Student questions future of Cabaret

After three years of performing as drag king Sammie Luvv, Nashville senior Simone Lampkin talks about the recent closing of Ellis Place, where she and the drag community performed. “I miss it right now,” Lampkin said. “Ellis Place is where Sammie was born. If it wasn’t for Ellis Place I wouldn’t have been able to grow.”

Maciena Justice

Once a month, people in the community gathered at Ellis Place for Cabaret La Cage, formerly known as “Bowling Green’s home for premier female and male impersonation.”

However, last June, the building was purchased by Vino’s Restaurant, which left local drag queens and kings without a stage.

“I feel like a part of me has died,” Simone Lampkin said.

Lampkin is a Nashville senior majoring in sociology who enjoyed performing in the drag shows as her male alter ego, Sammie.

Lampkin said she was blindsided when she heard the news. She didn’t know it would be her last show.

The theme was Bowling Green Pride, and the group performed “Freedom” by George Michael. Lampkin learned the brand-new number to perform with the drag queens.  

“Everyone loved it,” she said. “It was a joint effort, and it was fun.”

She was most proud that everyone joined in and put on a good show.

“We were together, working together,” she said. “Queens never do songs together.”

Not only did the performers rally together, but the crowd was also in tune.

Lampkin said it was the atmosphere that made the performance so great.  

However, she said the previous owner didn’t announce to the public that the Cabaret La Cage would have to find a new home.

“We’d have found a new place sooner,” she said.

In a way, she feels that not having a place to perform is good because she can focus on her studies.
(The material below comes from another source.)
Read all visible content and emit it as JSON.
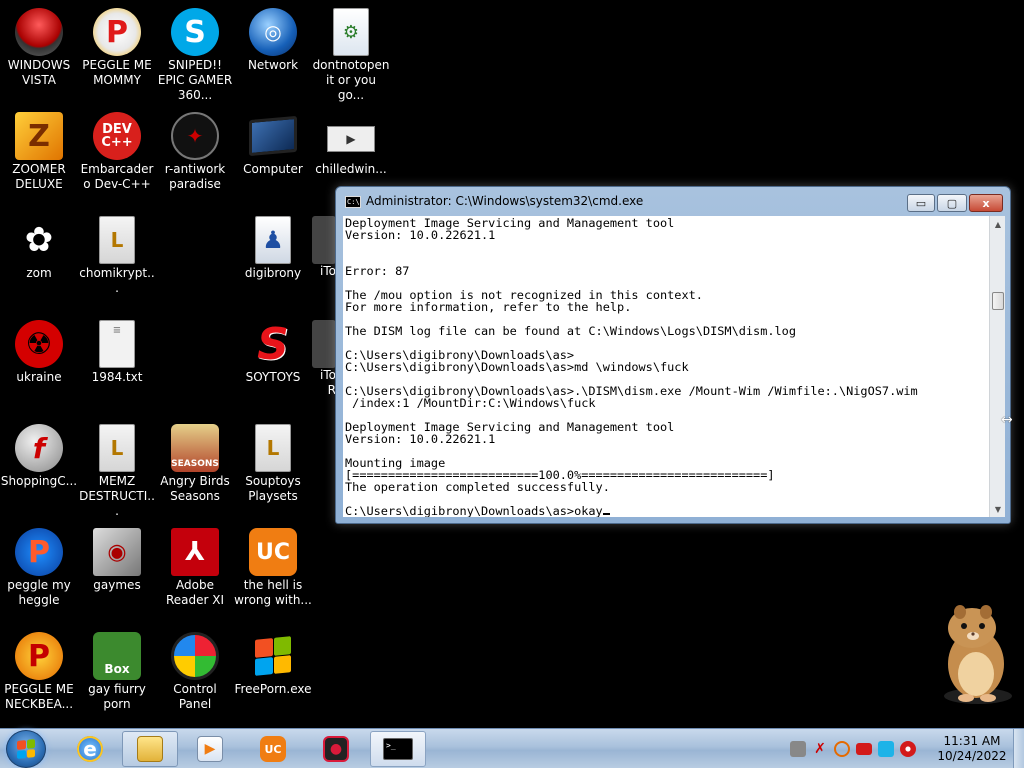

But she said she’s bummed out that Sammie doesn’t have a home anymore.  

To make matters worse, Lampkin was in a car accident coming back from an audition for a drag show in Smyrna, Tenn. She totaled her car and lost her drag show bag, which held flashy clothing and tools needed to transform into Sammie.
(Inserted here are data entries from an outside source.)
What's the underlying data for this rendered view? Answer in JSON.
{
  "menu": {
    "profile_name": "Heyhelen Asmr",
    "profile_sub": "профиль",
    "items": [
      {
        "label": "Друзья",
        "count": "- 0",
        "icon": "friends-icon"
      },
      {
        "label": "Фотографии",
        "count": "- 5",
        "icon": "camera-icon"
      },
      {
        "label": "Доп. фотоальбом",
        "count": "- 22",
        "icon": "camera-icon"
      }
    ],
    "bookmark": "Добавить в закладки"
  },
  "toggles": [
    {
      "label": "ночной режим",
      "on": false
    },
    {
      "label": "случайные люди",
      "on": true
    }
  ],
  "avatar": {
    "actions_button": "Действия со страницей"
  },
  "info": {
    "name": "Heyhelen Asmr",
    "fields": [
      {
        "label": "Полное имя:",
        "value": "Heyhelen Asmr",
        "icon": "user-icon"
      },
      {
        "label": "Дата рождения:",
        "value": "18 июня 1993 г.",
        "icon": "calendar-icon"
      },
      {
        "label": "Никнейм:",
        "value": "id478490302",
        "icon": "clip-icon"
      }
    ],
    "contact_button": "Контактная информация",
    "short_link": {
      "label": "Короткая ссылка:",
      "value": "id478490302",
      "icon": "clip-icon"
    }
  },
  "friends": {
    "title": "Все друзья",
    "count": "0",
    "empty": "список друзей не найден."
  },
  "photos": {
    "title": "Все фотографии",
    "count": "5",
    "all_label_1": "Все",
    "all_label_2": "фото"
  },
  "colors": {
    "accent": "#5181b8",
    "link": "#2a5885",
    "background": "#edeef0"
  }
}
She hit a puddle of water and hydroplaned across four lanes of traffic.

“It took about 10 minutes before I realized I wasn’t dead,” she said.

Lampkin said her drag bag was run over by an 18-wheeler.

“I miss it,” she said. “But drag will always be there.”

The closest place to go see a show is in Nashville at Play or in Louisville at Connections. However, Lampkin still wants to perform in Bowling Green.

“I don’t feel that everybody is making enough effort to look,” she said. “The people I meet, I try to network and talk about it to get it brought up to everyone’s attention.”

She hopes that someone will contact her about a new place for the Cabaret La Cage to perform again. Lampkin said Sammie grew up at Ellis Place.  

Sarah McGuffey of Scottsville, went to many of the drag shows there. She said it got to the point that many people came to the show just to see Sammie.  

“A lot of people come to see Simone to see what she’ll do next,” McGuffey said. “She went from not thinking she could, to owning the show.”

For McGuffey, drag shows were a night out with the girls.

“It didn’t matter, gay or straight,” she said. “That was our time out.”

McGuffey said watching Simone transfer to Sammie was incredible.  

“You would think she’s Sammie every day, she is so transformed,” McGuffey said.  

Lampkin hopes Bowling Green will find another place for the drag community to go where they have no fear of judgment or violence because of who they are — that’s what Ellis Place provided, she said.

Since the building was bought, Cabaret La Cage hasn’t secured a new venue.

Vino’s owner Blake Leucht said the only reason the drag shows are no longer being held at that location is because Vino’s is a seven-day-a-week, full-service restaurant.

“It used to be a place you can rent out,” he said. “We can’t afford to close it once a month. It would be like closing Applebee’s.”

Until there is a new place, Sammie remains homeless.